Department of Thoracic Surgery, First Affiliated Hospital of Nanjing Medical University, 300 Guangzhou Road, Nanjing, 210029, China.
BMC Cancer. 2021 Jan 5;21(1):22. doi: 10.1186/s12885-020-07738-9.
An accurate intraoperative prediction of lymph node metastatic risk can help surgeons in choosing precise surgical procedures. We aimed to develop and validate nomograms to intraoperatively predict patterns of regional lymph node (LN) metastasis in patients with esophageal cancer.

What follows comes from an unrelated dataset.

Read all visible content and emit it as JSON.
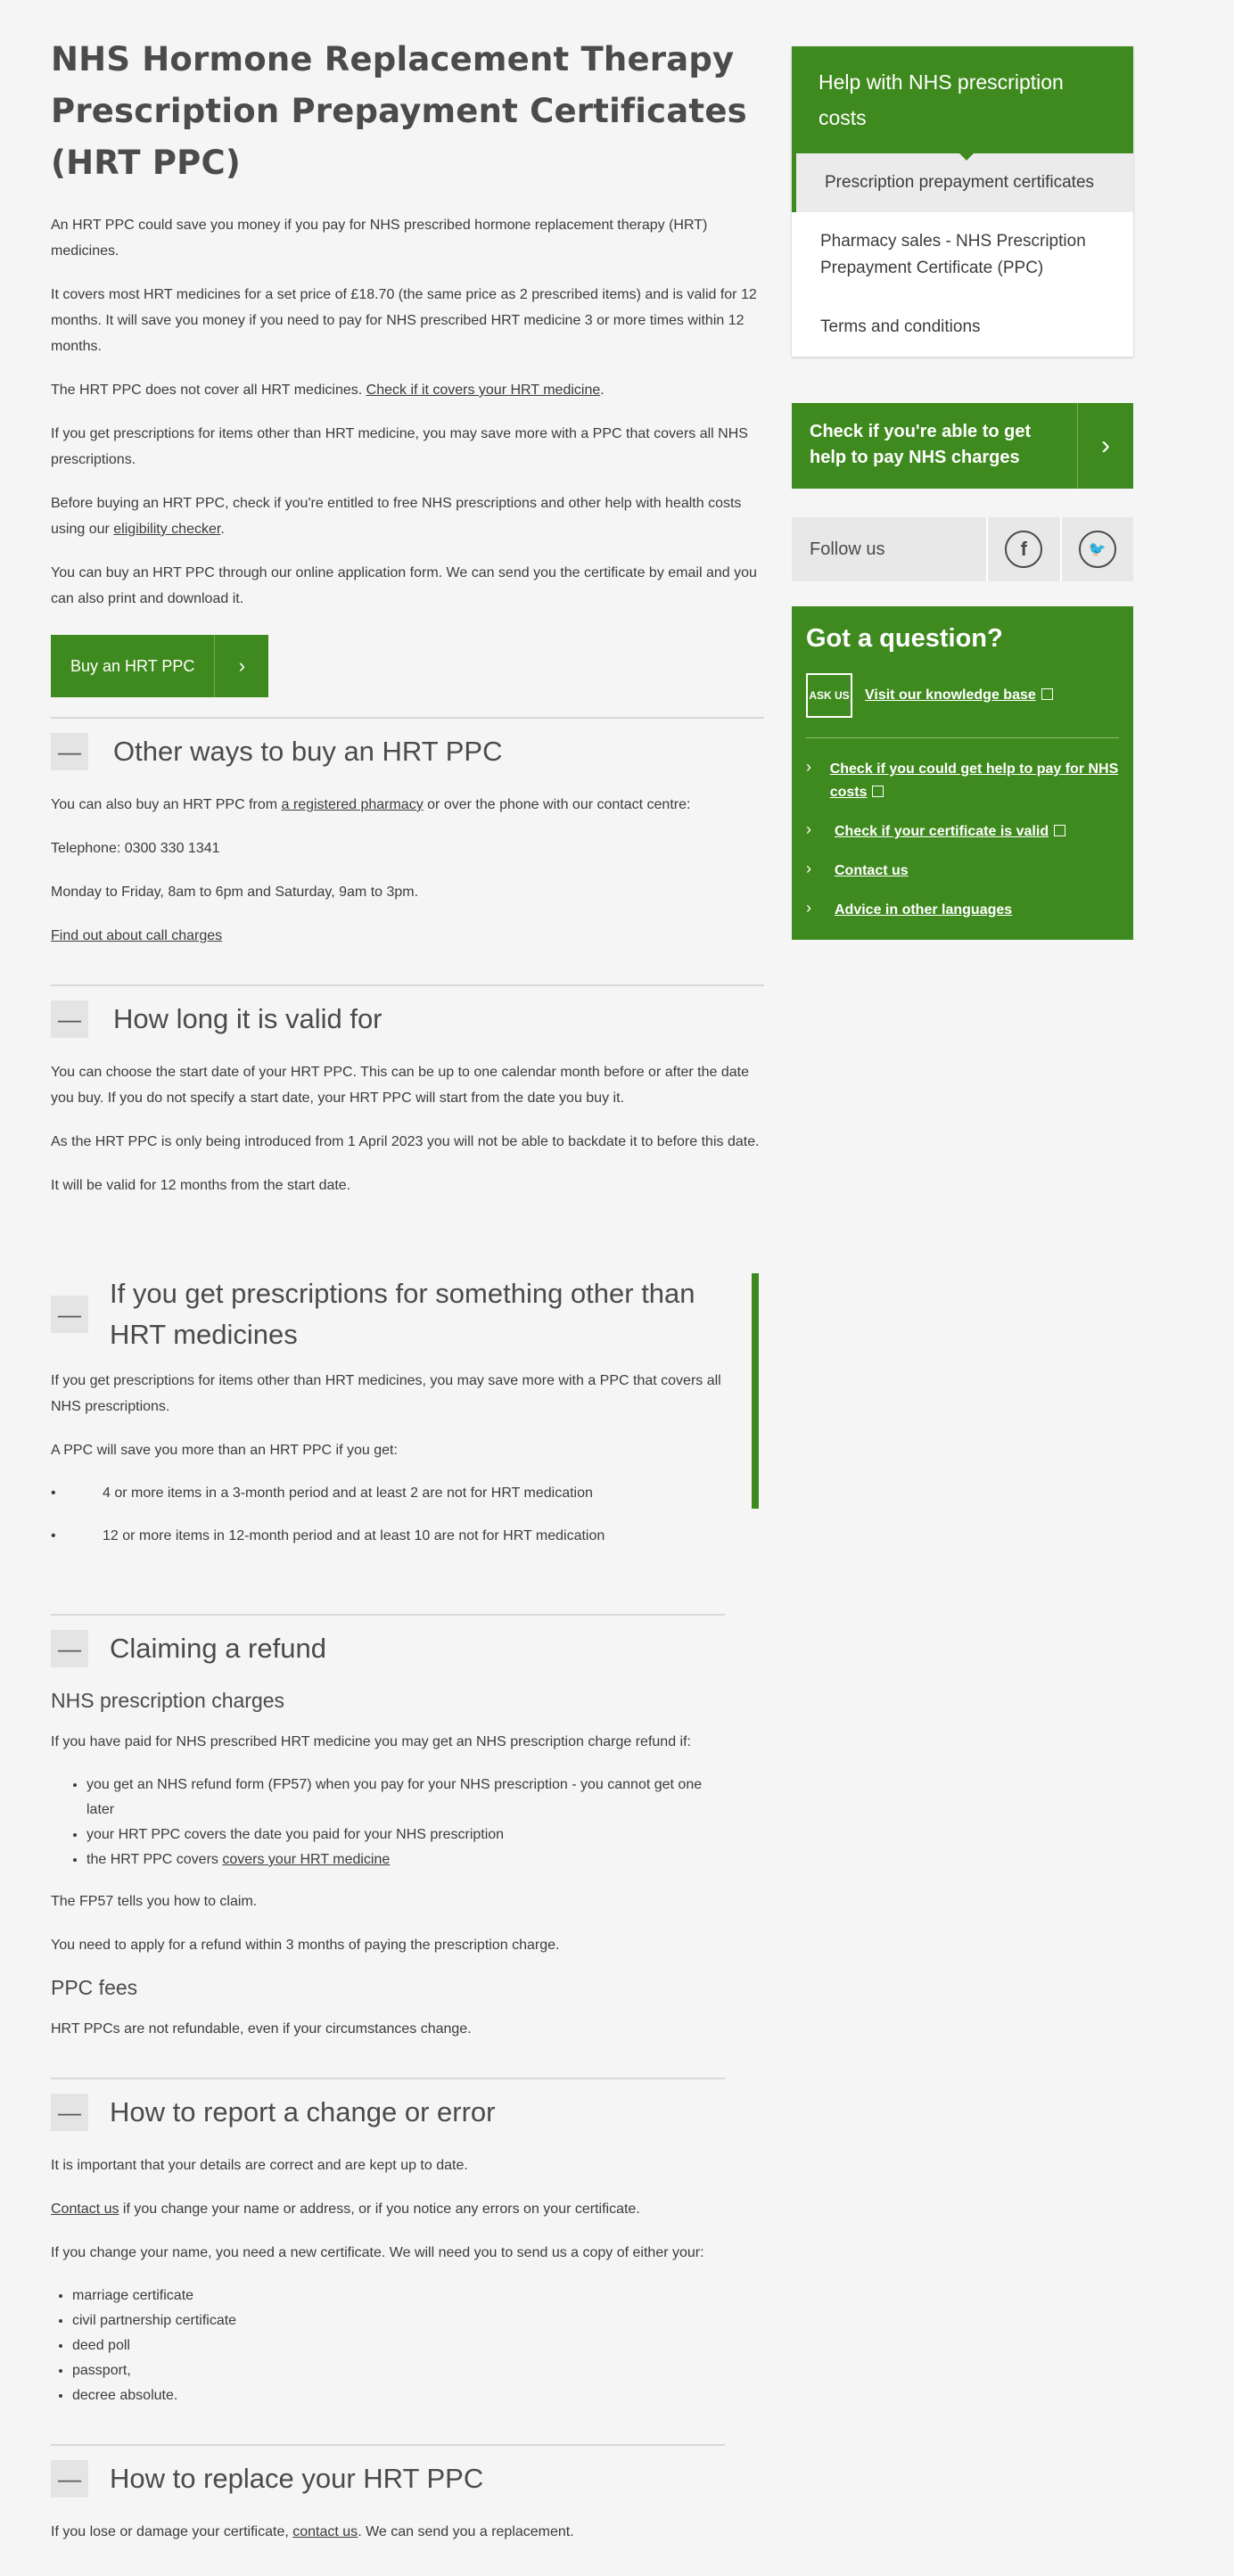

The prediction model was developed in a training cohort consisting of 487 patients diagnosed with esophageal cancer who underwent esophagectomy with complete LN dissection from January 2016 to December 2016. Univariate and multivariable logistic regression were used to identify independent risk factors that were incorporated into a prediction model and used to construct a nomogram. Contrast-enhanced computed tomography reported LN status and was an important comparative factor of clinical usefulness in a validation cohort. Nomogram performance was assessed in terms of calibration, discrimination, and clinical usefulness. An independent validation cohort comprised 206 consecutive patients from January 2017 to December 2017.

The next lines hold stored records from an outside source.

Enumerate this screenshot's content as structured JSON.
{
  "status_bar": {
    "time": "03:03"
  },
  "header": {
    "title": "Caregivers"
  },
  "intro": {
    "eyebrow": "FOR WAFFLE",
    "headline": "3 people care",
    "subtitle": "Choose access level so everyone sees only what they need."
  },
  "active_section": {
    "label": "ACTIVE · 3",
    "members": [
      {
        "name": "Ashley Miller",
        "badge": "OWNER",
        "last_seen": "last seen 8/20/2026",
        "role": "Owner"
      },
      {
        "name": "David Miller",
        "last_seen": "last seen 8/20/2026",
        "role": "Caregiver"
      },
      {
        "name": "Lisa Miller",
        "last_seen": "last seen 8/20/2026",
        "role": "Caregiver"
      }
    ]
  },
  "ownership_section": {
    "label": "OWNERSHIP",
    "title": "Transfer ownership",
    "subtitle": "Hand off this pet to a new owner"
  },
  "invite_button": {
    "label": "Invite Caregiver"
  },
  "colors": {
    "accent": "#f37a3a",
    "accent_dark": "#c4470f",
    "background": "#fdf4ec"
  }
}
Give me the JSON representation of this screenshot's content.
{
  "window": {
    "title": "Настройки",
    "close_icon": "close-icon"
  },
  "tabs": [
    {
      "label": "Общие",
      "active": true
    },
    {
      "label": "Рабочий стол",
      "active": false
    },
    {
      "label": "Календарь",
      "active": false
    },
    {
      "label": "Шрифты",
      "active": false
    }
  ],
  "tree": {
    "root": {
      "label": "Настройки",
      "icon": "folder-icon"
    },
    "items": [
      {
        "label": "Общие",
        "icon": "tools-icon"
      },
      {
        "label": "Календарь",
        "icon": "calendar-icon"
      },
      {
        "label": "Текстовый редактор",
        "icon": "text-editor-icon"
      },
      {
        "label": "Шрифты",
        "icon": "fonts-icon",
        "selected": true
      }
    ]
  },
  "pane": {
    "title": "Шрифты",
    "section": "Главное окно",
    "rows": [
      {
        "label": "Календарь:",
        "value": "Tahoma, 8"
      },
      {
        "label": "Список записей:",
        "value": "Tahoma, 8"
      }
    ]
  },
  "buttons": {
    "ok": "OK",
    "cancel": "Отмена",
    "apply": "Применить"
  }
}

Univariate analysis and multivariable logistic regression revealed three independent predictors of metastatic regional LNs, three independent predictors of continuous regional LNs, and two independent predictors of skipping regional LNs. Independent predictors were used to build three individualized prediction nomograms. The models showed good calibration and discrimination, with area under the curve (AUC) values of 0.737, 0.738, and 0.707. Application of the nomogram in the validation cohort yielded good calibration and discrimination, with AUC values of 0.728, 0.668, and 0.657. Decision curve analysis demonstrated that the three nomograms were clinically useful in the validation cohort.
This study presents three nomograms that incorporate clinicopathologic factors, which can be used to facilitate the intraoperative prediction of metastatic regional LN patterns in patients with esophageal cancer.

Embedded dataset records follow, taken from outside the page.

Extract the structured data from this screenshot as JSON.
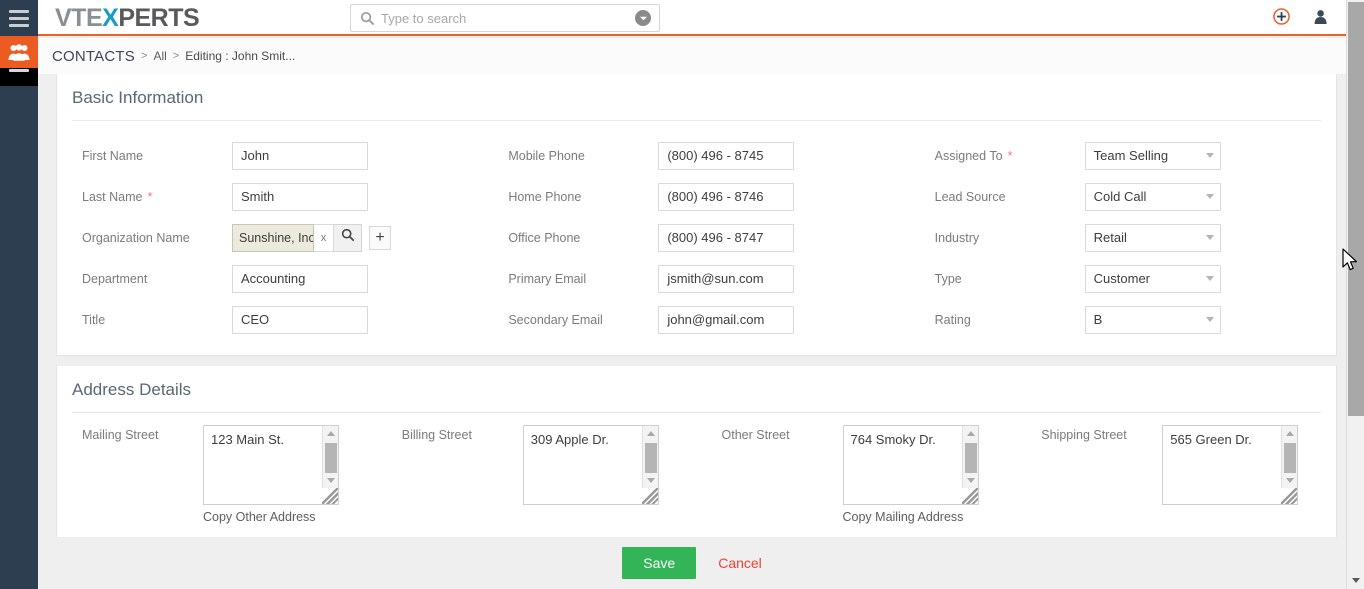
{
  "app": {
    "logo_vte": "VTE",
    "logo_x": "X",
    "logo_perts": "PERTS",
    "accent_color": "#e8622a",
    "sidebar_color": "#2c3e50"
  },
  "search": {
    "placeholder": "Type to search",
    "value": "",
    "icon": "search-icon",
    "caret_icon": "chevron-down-circle-icon"
  },
  "topbar": {
    "menu_icon": "hamburger-menu-icon",
    "module_icon": "contacts-group-icon",
    "quick_create_icon": "plus-circle-icon",
    "user_icon": "user-avatar-icon"
  },
  "breadcrumb": {
    "root": "CONTACTS",
    "separator": ">",
    "items": [
      "All"
    ],
    "current": "Editing : John Smit..."
  },
  "basic_information": {
    "title": "Basic Information",
    "columns": [
      {
        "fields": [
          {
            "label": "First Name",
            "required": false,
            "type": "text",
            "value": "John"
          },
          {
            "label": "Last Name",
            "required": true,
            "type": "text",
            "value": "Smith"
          },
          {
            "label": "Organization Name",
            "required": false,
            "type": "lookup",
            "value": "Sunshine, Inc",
            "clear_label": "x",
            "search_icon": "search-icon",
            "add_label": "+"
          },
          {
            "label": "Department",
            "required": false,
            "type": "text",
            "value": "Accounting"
          },
          {
            "label": "Title",
            "required": false,
            "type": "text",
            "value": "CEO"
          }
        ]
      },
      {
        "fields": [
          {
            "label": "Mobile Phone",
            "required": false,
            "type": "text",
            "value": "(800) 496 - 8745"
          },
          {
            "label": "Home Phone",
            "required": false,
            "type": "text",
            "value": "(800) 496 - 8746"
          },
          {
            "label": "Office Phone",
            "required": false,
            "type": "text",
            "value": "(800) 496 - 8747"
          },
          {
            "label": "Primary Email",
            "required": false,
            "type": "text",
            "value": "jsmith@sun.com"
          },
          {
            "label": "Secondary Email",
            "required": false,
            "type": "text",
            "value": "john@gmail.com"
          }
        ]
      },
      {
        "fields": [
          {
            "label": "Assigned To",
            "required": true,
            "type": "select",
            "value": "Team Selling"
          },
          {
            "label": "Lead Source",
            "required": false,
            "type": "select",
            "value": "Cold Call"
          },
          {
            "label": "Industry",
            "required": false,
            "type": "select",
            "value": "Retail"
          },
          {
            "label": "Type",
            "required": false,
            "type": "select",
            "value": "Customer"
          },
          {
            "label": "Rating",
            "required": false,
            "type": "select",
            "value": "B"
          }
        ]
      }
    ]
  },
  "address_details": {
    "title": "Address Details",
    "fields": [
      {
        "label": "Mailing Street",
        "value": "123 Main St.",
        "copy_link": "Copy Other Address"
      },
      {
        "label": "Billing Street",
        "value": "309 Apple Dr.",
        "copy_link": ""
      },
      {
        "label": "Other Street",
        "value": "764 Smoky Dr.",
        "copy_link": "Copy Mailing Address"
      },
      {
        "label": "Shipping Street",
        "value": "565 Green Dr.",
        "copy_link": ""
      }
    ]
  },
  "footer": {
    "save_label": "Save",
    "cancel_label": "Cancel",
    "save_color": "#33b457",
    "cancel_color": "#ef4136"
  },
  "scrollbar": {
    "down_arrow_icon": "chevron-down-icon"
  }
}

准确预测淋巴结转移风险有助于外科医生选择精确的手术方式。本研究旨在开发和验证列线图模型,以预测食管癌患者术中区域淋巴结(LN)转移模式。
在包含 487 例食管癌患者的训练队列中,我们建立了预测模型,这些患者于 2016 年 1 月至 2016 年 12 月期间接受了食管癌根治术及完全的淋巴结清扫术。单因素和多因素逻辑回归分析确定了纳入预测模型的独立危险因素,并构建了列线图。增强 CT 报告的淋巴结状态是验证队列中临床实用性的重要比较因素。通过校准、判别和临床实用性评估列线图性能。来自 2017 年 1 月至 2017 年 12 月的 206 例连续患者组成独立验证队列。
单因素分析和多因素逻辑回归分析显示,转移性区域 LN 的三个独立预测因素、连续区域 LN 的三个独立预测因素和跳跃性区域 LN 的两个独立预测因素。独立预测因素被用于构建三个个体化预测列线图。模型显示出良好的校准和判别能力,曲线下面积(AUC)值分别为 0.737、0.738 和 0.707。验证队列中列线图的应用也显示出良好的校准和判别能力,AUC 值分别为 0.728、0.668 和 0.657。决策曲线分析表明,三个列线图在验证队列中具有临床实用性。
本研究提出了三个列线图模型,包含临床病理因素,有助于术中预测食管癌患者的转移性区域 LN 模式。